All galleries and links are provided by 3rd parties.
We have no control over the content of these pages.
The most tenacious form of legal segregation, the banning of interracial marriage, was not fully lifted until the last anti-miscegenation laws were struck down in 1967 by the Supreme Court ruling in the landmark Loving v. Social enterprise research conducted on behalf of the Columbia Business School (2005–2007) showed that regional differences within the United States in how interracial relationships are perceived have persisted: Daters of both sexes from south of the Mason–Dixon line were found to have much stronger same-race preferences than northern daters did.
The study also observed a clear gender divide in racial preference with regards to marriage: Women of all the races which were studied revealed a strong preference for men of their own race for marriage, with the caveat that East Asian women only discriminated against Black and Hispanic men, and not against White men.
Several studies have found that a factor which significantly affects an individual's choices with regards to marriage is socio-economic status ("SES")—the measure of a person's income, education, social class, profession, etc.

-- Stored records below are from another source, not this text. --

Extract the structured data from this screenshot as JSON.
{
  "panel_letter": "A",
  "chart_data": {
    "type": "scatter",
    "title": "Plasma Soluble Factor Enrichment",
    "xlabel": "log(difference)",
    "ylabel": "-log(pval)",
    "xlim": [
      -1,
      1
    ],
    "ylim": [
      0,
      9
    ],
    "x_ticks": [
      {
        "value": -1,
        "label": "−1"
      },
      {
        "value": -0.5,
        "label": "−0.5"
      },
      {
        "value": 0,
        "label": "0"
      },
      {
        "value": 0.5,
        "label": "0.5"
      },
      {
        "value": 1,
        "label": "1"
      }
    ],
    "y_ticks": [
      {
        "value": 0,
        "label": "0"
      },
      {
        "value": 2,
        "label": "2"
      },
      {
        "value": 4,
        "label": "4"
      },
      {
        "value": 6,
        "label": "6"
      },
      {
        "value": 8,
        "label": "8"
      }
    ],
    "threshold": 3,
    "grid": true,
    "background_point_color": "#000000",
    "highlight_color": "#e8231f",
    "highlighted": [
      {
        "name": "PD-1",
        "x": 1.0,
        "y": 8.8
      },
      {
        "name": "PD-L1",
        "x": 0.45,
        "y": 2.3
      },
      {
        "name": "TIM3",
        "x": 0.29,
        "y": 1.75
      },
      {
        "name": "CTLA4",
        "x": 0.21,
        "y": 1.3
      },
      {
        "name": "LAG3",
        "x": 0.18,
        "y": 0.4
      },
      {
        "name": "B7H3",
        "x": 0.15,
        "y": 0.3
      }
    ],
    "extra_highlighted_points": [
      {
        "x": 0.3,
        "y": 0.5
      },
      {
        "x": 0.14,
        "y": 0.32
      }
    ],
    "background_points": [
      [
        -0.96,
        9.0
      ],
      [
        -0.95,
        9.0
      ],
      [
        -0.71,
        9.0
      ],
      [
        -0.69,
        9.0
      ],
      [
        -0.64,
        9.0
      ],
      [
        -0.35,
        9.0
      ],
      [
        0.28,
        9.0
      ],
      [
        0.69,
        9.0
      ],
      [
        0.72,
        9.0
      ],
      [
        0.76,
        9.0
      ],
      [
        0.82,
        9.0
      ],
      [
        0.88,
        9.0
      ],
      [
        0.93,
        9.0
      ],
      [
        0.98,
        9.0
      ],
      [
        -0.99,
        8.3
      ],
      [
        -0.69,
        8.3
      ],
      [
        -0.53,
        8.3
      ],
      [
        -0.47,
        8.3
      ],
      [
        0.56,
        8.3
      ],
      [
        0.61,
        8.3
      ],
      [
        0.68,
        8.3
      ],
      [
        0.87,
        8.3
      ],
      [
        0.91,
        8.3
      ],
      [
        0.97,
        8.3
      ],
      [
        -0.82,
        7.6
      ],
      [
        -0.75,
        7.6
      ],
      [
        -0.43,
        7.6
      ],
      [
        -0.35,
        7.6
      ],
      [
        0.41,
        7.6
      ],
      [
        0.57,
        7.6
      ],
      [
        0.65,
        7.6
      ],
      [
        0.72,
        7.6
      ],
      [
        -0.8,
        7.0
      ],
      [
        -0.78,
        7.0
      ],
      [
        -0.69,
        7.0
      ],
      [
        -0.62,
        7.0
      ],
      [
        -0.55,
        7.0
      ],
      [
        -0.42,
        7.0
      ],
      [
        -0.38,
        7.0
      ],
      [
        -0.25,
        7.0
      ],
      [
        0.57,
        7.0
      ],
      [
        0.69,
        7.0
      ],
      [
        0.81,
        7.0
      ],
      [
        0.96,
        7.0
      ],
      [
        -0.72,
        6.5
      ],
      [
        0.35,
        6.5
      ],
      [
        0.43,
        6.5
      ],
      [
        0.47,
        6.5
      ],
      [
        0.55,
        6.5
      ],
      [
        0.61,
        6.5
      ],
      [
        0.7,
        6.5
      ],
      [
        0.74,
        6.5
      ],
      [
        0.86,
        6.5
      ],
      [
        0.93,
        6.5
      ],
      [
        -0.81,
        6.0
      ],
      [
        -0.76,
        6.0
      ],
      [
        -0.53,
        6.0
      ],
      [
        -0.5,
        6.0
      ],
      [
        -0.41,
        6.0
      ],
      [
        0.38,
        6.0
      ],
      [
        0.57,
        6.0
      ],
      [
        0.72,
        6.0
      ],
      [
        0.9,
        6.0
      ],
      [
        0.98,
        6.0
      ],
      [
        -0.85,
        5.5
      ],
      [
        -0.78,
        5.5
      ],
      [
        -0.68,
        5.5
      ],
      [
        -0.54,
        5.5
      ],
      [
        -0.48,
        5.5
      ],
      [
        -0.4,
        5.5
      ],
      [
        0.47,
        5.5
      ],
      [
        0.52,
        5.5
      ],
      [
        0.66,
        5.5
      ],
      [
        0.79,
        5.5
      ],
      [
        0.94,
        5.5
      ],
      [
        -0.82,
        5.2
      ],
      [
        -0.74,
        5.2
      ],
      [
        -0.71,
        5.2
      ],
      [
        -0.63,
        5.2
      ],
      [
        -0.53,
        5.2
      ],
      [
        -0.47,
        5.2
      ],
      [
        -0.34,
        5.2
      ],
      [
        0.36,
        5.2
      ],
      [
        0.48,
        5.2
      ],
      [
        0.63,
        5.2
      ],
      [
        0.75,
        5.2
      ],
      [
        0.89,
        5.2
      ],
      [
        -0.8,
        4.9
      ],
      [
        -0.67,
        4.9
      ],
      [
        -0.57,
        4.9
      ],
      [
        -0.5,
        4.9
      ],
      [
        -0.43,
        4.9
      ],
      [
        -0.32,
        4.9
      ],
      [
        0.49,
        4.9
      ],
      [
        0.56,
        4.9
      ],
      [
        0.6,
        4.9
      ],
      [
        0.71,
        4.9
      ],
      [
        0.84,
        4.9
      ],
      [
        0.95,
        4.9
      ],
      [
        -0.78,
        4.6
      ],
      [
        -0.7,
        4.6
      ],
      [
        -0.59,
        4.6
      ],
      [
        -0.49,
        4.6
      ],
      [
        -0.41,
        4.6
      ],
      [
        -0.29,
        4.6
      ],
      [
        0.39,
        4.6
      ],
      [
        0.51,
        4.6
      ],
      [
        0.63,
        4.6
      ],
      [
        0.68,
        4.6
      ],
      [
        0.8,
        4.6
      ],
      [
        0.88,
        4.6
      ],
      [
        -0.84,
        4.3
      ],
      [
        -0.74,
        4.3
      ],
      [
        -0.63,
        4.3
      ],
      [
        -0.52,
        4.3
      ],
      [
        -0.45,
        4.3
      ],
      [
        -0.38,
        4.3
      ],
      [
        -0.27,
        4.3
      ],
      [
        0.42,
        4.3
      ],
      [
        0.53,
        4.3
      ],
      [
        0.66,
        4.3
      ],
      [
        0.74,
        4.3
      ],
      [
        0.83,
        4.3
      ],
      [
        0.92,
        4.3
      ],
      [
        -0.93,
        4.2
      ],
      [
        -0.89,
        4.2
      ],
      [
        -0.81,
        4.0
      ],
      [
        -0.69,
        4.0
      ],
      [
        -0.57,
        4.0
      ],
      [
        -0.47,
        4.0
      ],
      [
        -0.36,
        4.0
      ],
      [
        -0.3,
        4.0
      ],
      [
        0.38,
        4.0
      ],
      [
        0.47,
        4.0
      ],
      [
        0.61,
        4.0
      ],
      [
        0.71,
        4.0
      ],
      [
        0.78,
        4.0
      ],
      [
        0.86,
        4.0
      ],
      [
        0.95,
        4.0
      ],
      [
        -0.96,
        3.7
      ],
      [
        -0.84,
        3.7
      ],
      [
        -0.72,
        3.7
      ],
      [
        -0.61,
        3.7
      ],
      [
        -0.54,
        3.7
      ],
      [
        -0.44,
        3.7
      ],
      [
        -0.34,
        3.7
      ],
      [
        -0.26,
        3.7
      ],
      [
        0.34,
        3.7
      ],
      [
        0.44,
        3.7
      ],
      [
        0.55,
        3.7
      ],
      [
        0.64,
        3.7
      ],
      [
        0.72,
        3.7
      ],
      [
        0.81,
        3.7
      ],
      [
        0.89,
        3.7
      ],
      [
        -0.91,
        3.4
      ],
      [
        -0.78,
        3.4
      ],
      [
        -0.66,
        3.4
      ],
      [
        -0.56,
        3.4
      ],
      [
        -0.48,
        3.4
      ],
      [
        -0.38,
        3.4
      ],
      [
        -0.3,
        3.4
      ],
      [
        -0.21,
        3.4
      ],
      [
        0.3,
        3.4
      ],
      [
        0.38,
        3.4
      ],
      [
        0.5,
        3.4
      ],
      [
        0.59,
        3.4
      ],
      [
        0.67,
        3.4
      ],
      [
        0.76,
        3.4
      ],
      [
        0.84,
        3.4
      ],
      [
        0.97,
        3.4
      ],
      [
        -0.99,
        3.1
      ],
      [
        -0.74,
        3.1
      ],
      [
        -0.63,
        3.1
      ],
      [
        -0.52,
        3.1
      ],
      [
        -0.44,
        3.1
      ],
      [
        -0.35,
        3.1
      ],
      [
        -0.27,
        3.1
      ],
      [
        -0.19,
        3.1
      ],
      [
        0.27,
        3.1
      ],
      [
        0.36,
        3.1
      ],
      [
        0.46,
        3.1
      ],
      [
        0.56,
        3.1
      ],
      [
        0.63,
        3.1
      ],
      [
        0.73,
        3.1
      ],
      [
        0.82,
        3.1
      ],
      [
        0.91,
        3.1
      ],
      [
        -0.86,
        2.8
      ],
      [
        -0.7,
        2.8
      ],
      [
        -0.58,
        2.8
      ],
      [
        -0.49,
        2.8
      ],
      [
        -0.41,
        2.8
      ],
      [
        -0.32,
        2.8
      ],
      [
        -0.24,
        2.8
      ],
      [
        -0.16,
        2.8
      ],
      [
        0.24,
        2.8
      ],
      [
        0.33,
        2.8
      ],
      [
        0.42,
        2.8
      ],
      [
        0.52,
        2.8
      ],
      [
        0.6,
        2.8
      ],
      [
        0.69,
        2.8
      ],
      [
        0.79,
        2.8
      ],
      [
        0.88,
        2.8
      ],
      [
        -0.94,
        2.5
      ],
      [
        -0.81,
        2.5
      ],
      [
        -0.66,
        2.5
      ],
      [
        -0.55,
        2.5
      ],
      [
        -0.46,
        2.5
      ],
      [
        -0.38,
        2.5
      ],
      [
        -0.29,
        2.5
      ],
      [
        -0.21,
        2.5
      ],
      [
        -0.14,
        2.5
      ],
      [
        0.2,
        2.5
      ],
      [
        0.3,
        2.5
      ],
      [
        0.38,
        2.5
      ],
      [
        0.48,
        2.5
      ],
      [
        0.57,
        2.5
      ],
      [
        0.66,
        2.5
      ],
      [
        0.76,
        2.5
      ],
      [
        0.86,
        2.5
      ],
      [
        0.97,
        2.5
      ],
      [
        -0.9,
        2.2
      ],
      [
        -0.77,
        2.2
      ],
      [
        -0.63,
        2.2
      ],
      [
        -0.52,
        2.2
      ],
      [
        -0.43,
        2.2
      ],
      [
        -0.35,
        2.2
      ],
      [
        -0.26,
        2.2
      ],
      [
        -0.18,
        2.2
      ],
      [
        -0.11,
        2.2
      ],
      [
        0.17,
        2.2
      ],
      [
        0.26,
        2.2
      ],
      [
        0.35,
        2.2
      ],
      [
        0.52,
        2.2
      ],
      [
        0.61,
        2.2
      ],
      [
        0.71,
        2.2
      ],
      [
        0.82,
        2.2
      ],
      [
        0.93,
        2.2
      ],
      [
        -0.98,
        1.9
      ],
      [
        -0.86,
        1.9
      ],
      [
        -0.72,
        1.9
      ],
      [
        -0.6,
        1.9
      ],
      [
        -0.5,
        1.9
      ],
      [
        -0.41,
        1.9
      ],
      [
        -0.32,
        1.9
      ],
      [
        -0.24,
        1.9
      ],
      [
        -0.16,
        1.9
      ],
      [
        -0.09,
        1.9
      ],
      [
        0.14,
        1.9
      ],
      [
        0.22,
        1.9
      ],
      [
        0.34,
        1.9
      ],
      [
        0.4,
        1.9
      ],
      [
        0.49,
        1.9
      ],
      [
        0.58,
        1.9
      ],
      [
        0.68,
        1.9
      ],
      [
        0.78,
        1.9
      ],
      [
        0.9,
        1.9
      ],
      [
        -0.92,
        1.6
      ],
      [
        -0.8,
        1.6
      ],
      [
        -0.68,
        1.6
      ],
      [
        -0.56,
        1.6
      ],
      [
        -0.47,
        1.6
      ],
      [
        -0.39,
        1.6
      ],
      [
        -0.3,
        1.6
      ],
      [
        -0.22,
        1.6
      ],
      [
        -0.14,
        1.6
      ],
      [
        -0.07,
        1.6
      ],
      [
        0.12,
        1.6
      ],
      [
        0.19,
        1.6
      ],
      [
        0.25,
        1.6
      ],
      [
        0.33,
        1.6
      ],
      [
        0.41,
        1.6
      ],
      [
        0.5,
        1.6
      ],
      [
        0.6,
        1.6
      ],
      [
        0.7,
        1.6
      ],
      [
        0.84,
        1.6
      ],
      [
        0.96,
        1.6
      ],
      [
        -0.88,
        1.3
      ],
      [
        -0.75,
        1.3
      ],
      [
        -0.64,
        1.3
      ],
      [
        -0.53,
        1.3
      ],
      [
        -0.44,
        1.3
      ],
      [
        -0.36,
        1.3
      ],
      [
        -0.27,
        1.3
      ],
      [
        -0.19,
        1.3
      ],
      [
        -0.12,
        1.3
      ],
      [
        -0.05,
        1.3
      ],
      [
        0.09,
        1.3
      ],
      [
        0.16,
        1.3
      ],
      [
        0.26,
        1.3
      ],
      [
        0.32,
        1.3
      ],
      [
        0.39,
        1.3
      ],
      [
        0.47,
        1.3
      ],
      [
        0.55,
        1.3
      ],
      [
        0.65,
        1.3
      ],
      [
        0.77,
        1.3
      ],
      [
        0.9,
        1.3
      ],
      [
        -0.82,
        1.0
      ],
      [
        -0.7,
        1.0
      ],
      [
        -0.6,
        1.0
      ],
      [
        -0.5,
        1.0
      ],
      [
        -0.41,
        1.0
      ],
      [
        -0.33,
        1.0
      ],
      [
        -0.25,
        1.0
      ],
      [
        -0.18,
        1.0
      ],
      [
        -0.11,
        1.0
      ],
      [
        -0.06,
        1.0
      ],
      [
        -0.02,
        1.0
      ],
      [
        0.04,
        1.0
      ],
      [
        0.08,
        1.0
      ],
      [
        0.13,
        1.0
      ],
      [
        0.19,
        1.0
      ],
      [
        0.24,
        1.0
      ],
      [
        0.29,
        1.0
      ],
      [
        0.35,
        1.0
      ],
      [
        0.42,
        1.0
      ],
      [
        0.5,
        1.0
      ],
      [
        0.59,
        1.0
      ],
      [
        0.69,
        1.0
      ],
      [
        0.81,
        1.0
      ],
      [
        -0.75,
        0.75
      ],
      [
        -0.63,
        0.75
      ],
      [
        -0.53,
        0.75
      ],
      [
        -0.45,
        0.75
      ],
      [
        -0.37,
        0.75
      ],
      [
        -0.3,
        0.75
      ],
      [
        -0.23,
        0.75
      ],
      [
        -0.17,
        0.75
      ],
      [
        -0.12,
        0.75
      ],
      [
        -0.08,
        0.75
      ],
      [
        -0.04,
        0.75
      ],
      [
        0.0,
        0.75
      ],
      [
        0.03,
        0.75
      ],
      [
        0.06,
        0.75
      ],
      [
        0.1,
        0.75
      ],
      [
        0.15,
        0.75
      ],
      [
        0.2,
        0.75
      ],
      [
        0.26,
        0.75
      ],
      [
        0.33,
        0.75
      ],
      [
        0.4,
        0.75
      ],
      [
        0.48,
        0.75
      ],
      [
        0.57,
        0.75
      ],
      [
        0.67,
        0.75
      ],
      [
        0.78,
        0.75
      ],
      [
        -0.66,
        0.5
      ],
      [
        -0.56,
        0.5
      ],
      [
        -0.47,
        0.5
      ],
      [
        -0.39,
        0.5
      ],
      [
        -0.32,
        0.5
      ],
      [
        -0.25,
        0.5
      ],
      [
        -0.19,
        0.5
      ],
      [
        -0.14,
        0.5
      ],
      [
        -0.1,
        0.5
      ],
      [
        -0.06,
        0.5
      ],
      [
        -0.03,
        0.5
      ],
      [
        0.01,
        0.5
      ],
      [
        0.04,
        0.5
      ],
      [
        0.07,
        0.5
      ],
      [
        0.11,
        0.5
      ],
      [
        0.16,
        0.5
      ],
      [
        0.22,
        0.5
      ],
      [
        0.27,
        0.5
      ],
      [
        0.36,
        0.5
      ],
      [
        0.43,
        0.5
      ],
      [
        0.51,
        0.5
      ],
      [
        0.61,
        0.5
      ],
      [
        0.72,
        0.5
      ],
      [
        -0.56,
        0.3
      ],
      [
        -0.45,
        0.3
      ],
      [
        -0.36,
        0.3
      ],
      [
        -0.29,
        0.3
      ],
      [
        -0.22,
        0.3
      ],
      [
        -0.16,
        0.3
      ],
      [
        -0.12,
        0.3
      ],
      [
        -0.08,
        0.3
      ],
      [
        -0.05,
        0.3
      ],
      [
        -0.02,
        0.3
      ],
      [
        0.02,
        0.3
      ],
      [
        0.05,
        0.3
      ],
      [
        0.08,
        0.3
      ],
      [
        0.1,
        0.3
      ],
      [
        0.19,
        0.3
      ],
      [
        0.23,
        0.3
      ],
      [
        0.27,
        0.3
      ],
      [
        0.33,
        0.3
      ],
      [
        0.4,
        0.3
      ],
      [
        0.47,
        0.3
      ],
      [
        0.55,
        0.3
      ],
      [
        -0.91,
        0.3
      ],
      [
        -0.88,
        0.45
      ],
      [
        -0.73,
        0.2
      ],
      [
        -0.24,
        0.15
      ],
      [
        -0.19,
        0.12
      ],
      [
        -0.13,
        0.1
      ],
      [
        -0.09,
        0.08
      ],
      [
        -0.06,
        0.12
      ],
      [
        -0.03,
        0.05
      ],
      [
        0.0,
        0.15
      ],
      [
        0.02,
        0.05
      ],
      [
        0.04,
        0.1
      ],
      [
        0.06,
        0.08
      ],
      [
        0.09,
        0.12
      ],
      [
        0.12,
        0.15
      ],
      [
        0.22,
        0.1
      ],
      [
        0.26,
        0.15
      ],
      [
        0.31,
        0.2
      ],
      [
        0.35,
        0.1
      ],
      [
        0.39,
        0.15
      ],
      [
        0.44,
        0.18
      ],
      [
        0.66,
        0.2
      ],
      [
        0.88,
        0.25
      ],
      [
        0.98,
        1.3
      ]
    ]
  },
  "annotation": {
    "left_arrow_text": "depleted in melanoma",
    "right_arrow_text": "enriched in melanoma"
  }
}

For example, a study by the Centre for Behaviour and Evolution, Newcastle University confirmed that women show a tendency to marry up in socio-economic status; this reduces the probability of marriage of low SES men.
Comparisons across marriage cohorts revealed that, overall, interracial couples have higher rates of divorce, particularly for those that married during the late 1980s.
However, a 2009 study a year later by Yaunting Zhang and Jennifer Van Hook on behalf of Journal of Marriage and Family using a larger sample size than the previous study produced different results with Asian female/White male marriages shown as the least likely to divorce of any marriage pairing.
This data comes from Table 3 Model 4 of the Zhang paper, which incorporates all controls into the model.